Discussion in 'Mac Basics and Help' started by abssorb, Oct 14, 2009.

  1. abssorb macrumors newbie

    Nov 7, 2008
    I'm used to KDE and Gnome, where if I close an app, it's closed, end of. No more consuming processor power and no need to go round housekeeping and right-click+quit.

    Please help me understand how to change the behaviour of my Mac mini so when I click the little red X, the app closes properly. Thanks.
  2. Hellhammer Moderator


    Staff Member

    Dec 10, 2008
    In OS X, when you click the red "X" icon, it'll only close the window but the application will remain running.
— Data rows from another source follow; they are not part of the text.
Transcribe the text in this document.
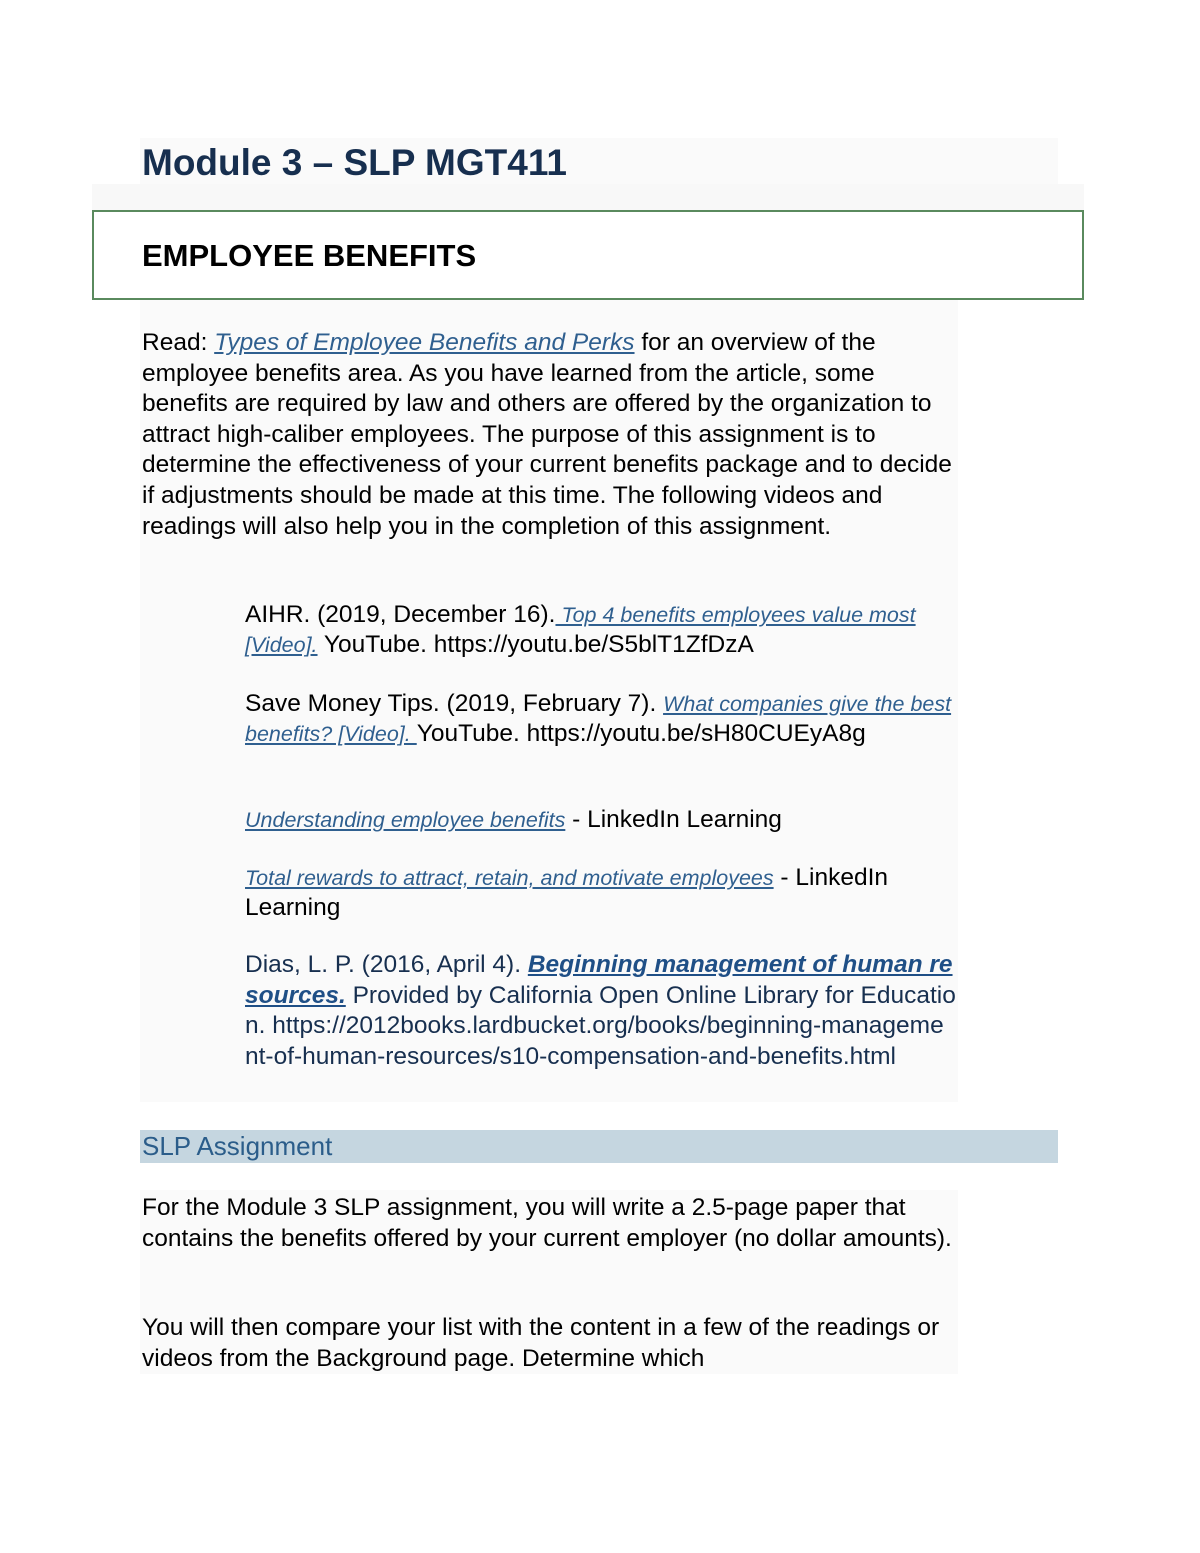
Module 3 – SLP MGT411
EMPLOYEE BENEFITS

Read: Types of Employee Benefits and Perks for an overview of the employee benefits area. As you have learned from the article, some benefits are required by law and others are offered by the organization to attract high-caliber employees. The purpose of this assignment is to determine the effectiveness of your current benefits package and to decide if adjustments should be made at this time. The following videos and readings will also help you in the completion of this assignment.

AIHR. (2019, December 16). Top 4 benefits employees value most [Video]. YouTube. https://youtu.be/S5blT1ZfDzA

Save Money Tips. (2019, February 7). What companies give the best
benefits? [Video]. YouTube. https://youtu.be/sH80CUEyA8g

Understanding employee benefits - LinkedIn Learning

Total rewards to attract, retain, and motivate employees - LinkedIn Learning

Dias, L. P. (2016, April 4). Beginning management of human resources. Provided by California Open Online Library for Education. https://2012books.lardbucket.org/books/beginning-management-of-human-resources/s10-compensation-and-benefits.html

SLP Assignment

For the Module 3 SLP assignment, you will write a 2.5-page paper that contains the benefits offered by your current employer (no dollar amounts).

You will then compare your list with the content in a few of the readings or videos from the Background page. Determine which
You can quit the application by pressng command + Q, choosing Quit "name of the app" from top bar or right clicking the icon in Dock and choosing Quit
  3. edesignuk Moderator emeritus


    Mar 25, 2002
    London, England
    It's not a behaviour you can change, so forget about it.
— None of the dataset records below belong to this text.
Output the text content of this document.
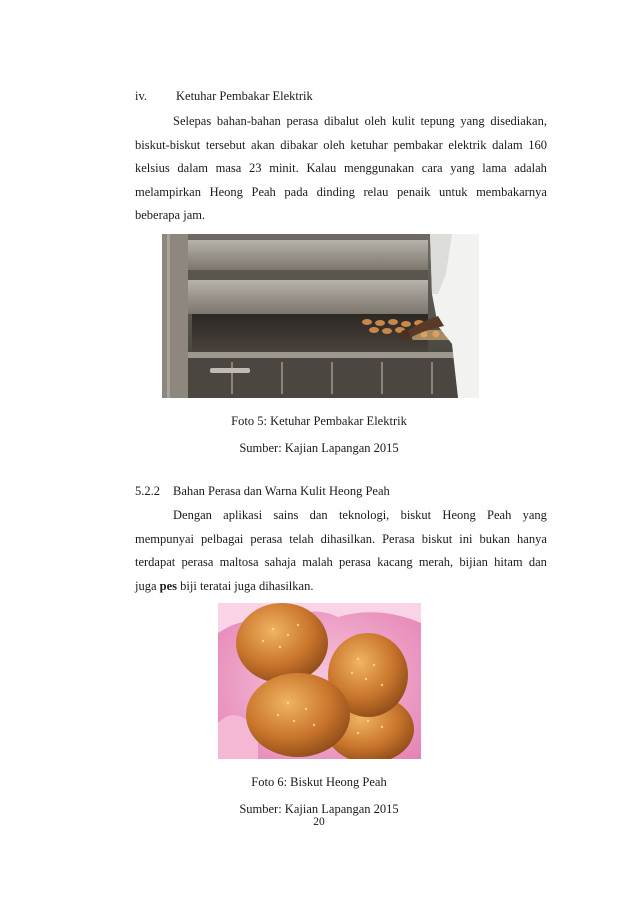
iv. Ketuhar Pembakar Elektrik
Selepas bahan-bahan perasa dibalut oleh kulit tepung yang disediakan,
biskut-biskut tersebut akan dibakar oleh ketuhar pembakar elektrik dalam 160
kelsius dalam masa 23 minit. Kalau menggunakan cara yang lama adalah
melampirkan Heong Peah pada dinding relau penaik untuk membakarnya
beberapa jam.
Foto 5: Ketuhar Pembakar Elektrik
Sumber: Kajian Lapangan 2015
5.2.2 Bahan Perasa dan Warna Kulit Heong Peah
Dengan aplikasi sains dan teknologi, biskut Heong Peah yang
mempunyai pelbagai perasa telah dihasilkan. Perasa biskut ini bukan hanya
terdapat perasa maltosa sahaja malah perasa kacang merah, bijian hitam dan
juga pes biji teratai juga dihasilkan.
Foto 6: Biskut Heong Peah
Sumber: Kajian Lapangan 2015
20
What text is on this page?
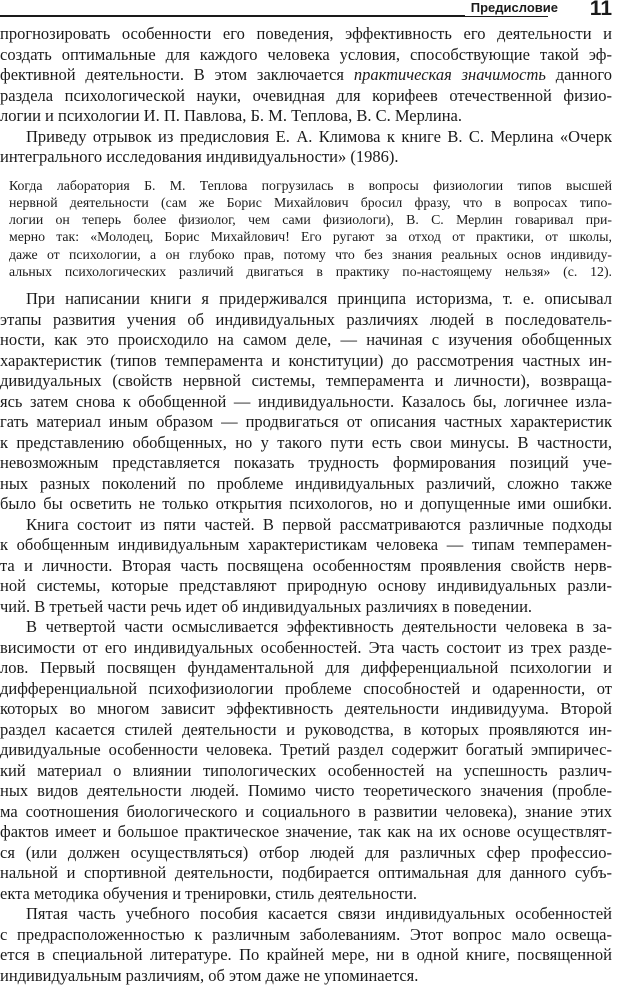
Предисловие 11
прогнозировать особенности его поведения, эффективность его деятельности и
создать оптимальные для каждого человека условия, способствующие такой эф-
фективной деятельности. В этом заключается практическая значимость данного
раздела психологической науки, очевидная для корифеев отечественной физио-
логии и психологии И. П. Павлова, Б. М. Теплова, В. С. Мерлина.
Приведу отрывок из предисловия Е. А. Климова к книге В. С. Мерлина «Очерк
интегрального исследования индивидуальности» (1986).
Когда лаборатория Б. М. Теплова погрузилась в вопросы физиологии типов высшей
нервной деятельности (сам же Борис Михайлович бросил фразу, что в вопросах типо-
логии он теперь более физиолог, чем сами физиологи), В. С. Мерлин говаривал при-
мерно так: «Молодец, Борис Михайлович! Его ругают за отход от практики, от школы,
даже от психологии, а он глубоко прав, потому что без знания реальных основ индивиду-
альных психологических различий двигаться в практику по-настоящему нельзя» (с. 12).
При написании книги я придерживался принципа историзма, т. е. описывал
этапы развития учения об индивидуальных различиях людей в последователь-
ности, как это происходило на самом деле, — начиная с изучения обобщенных
характеристик (типов темперамента и конституции) до рассмотрения частных ин-
дивидуальных (свойств нервной системы, темперамента и личности), возвраща-
ясь затем снова к обобщенной — индивидуальности. Казалось бы, логичнее изла-
гать материал иным образом — продвигаться от описания частных характеристик
к представлению обобщенных, но у такого пути есть свои минусы. В частности,
невозможным представляется показать трудность формирования позиций уче-
ных разных поколений по проблеме индивидуальных различий, сложно также
было бы осветить не только открытия психологов, но и допущенные ими ошибки.
Книга состоит из пяти частей. В первой рассматриваются различные подходы
к обобщенным индивидуальным характеристикам человека — типам темперамен-
та и личности. Вторая часть посвящена особенностям проявления свойств нерв-
ной системы, которые представляют природную основу индивидуальных разли-
чий. В третьей части речь идет об индивидуальных различиях в поведении.
В четвертой части осмысливается эффективность деятельности человека в за-
висимости от его индивидуальных особенностей. Эта часть состоит из трех разде-
лов. Первый посвящен фундаментальной для дифференциальной психологии и
дифференциальной психофизиологии проблеме способностей и одаренности, от
которых во многом зависит эффективность деятельности индивидуума. Второй
раздел касается стилей деятельности и руководства, в которых проявляются ин-
дивидуальные особенности человека. Третий раздел содержит богатый эмпиричес-
кий материал о влиянии типологических особенностей на успешность различ-
ных видов деятельности людей. Помимо чисто теоретического значения (пробле-
ма соотношения биологического и социального в развитии человека), знание этих
фактов имеет и большое практическое значение, так как на их основе осуществлят-
ся (или должен осуществляться) отбор людей для различных сфер профессио-
нальной и спортивной деятельности, подбирается оптимальная для данного субъ-
екта методика обучения и тренировки, стиль деятельности.
Пятая часть учебного пособия касается связи индивидуальных особенностей
с предрасположенностью к различным заболеваниям. Этот вопрос мало освеща-
ется в специальной литературе. По крайней мере, ни в одной книге, посвященной
индивидуальным различиям, об этом даже не упоминается.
    I think the idea is that for apps that are strictly one window (System Preferences), clicking the red X will close it entirely. For apps that can/do use multiple windows though, you're best to simply hit COMMAND+Q if you want it closed completely.

    It's just one of those little things you have to get used to.
  4. u49aa2 macrumors 6502a


    Nov 3, 2008
    Between Heaven and Hell
    you can use system preferences program called "Stoplight" using this program you can change the windows default behavior from Mac OS to Windows.
  5. Queso macrumors G4

    Mar 4, 2006
    This is the way Mac programs have always operated, so I guess Apple keeps it that way so that the users don't have to change their working habits. Most programs will sit there quite happily waiting for you without taking much in the way of resources. I tend to leave most things running in another Space just in case I need it, only closing Web browsers on a regular basis.

    It's a bit different if you're coming from another OS, but once you get used to the way OSX handles mutliple programs and realise there's no real performance hit it's not anything to worry about.